In this session, Claire will share how CSC’s award-winning employee community ‘C3 – Connect. Communicate. Collaborate.’ has leveraged social business collaboration tools internally, laying a strong foundation for future business eco-system deployment.
New consumer technologies are transforming the way we live and work. Companies are increasingly welcoming consumer technologies into the workplace, but increasingly this means not just changes in technology, but changes in the business/employee relationship. Information technology is increasingly blurring the lines between home and office, work and play, and business innovation and personal development. It is also raising many HR challenges around technology ownership, usage, policies, responsibilities, training and culture.
In this session, Brinley will share the findings of his recent research examining what IT and HR leaders in a wide range of organizations are thinking and doing in these areas, as they seek strategies for making their workforces more productive and resourceful.
Many of the most important new ways of working – partnering, collaboration, transparency, e-commerce, empowerment, and so on – are dependent upon trust. Technological progress often requires that citizens, businesses, and governments have sufficient trust that all parties will behave in a reasonable and responsible manner, and that the overall technology/business ecosystem will generally be fair and make a positive contribution to society.
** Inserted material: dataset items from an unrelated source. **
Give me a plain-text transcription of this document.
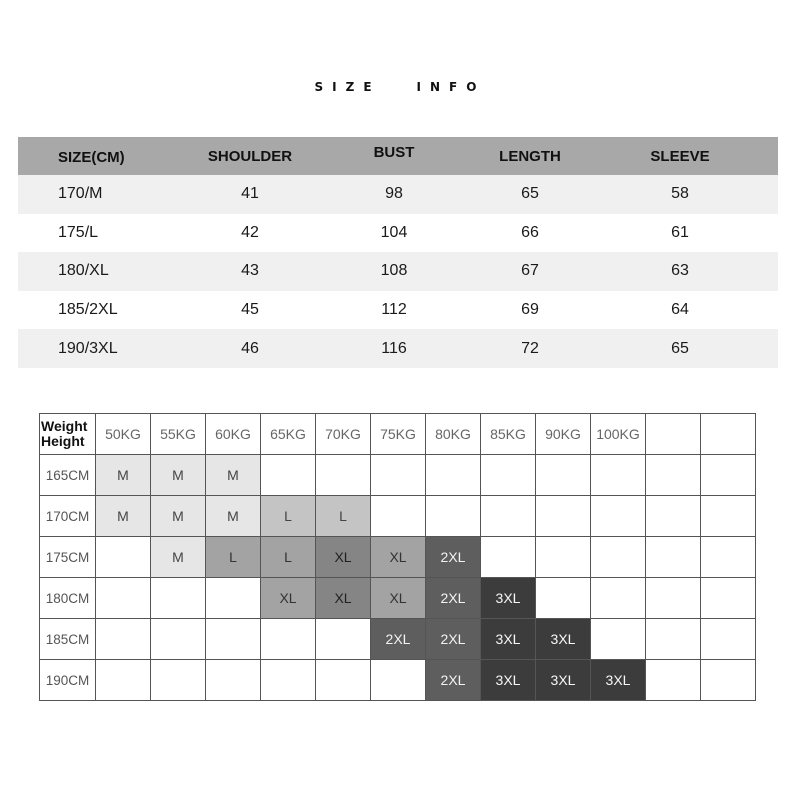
SIZE	INFO
SIZE(CM)	SHOULDER	BUST	LENGTH	SLEEVE
170/M	41	98	65	58
175/L	42	104	66	61
180/XL	43	108	67	63
185/2XL	45	112	69	64
190/3XL	46	116	72	65
Weight
Height	50KG	55KG	60KG	65KG	70KG	75KG	80KG	85KG	90KG	100KG		
165CM	M	M	M									
170CM	M	M	M	L	L							
175CM		M	L	L	XL	XL	2XL					
180CM				XL	XL	XL	2XL	3XL				
185CM						2XL	2XL	3XL	3XL			
190CM							2XL	3XL	3XL	3XL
Yet it is clear that in many parts of the developed world, societal trust is at a low point in the cycle. Business scandals, regulatory failures, political stalemates, relentless global competition, and a painful and prolonged recession have seriously frayed the social contract. In this session, Professor Fukuyama will explain the importance of societal trust, its traditional foundations, and how these foundations need to evolve to better support the technology-dependent world of the future.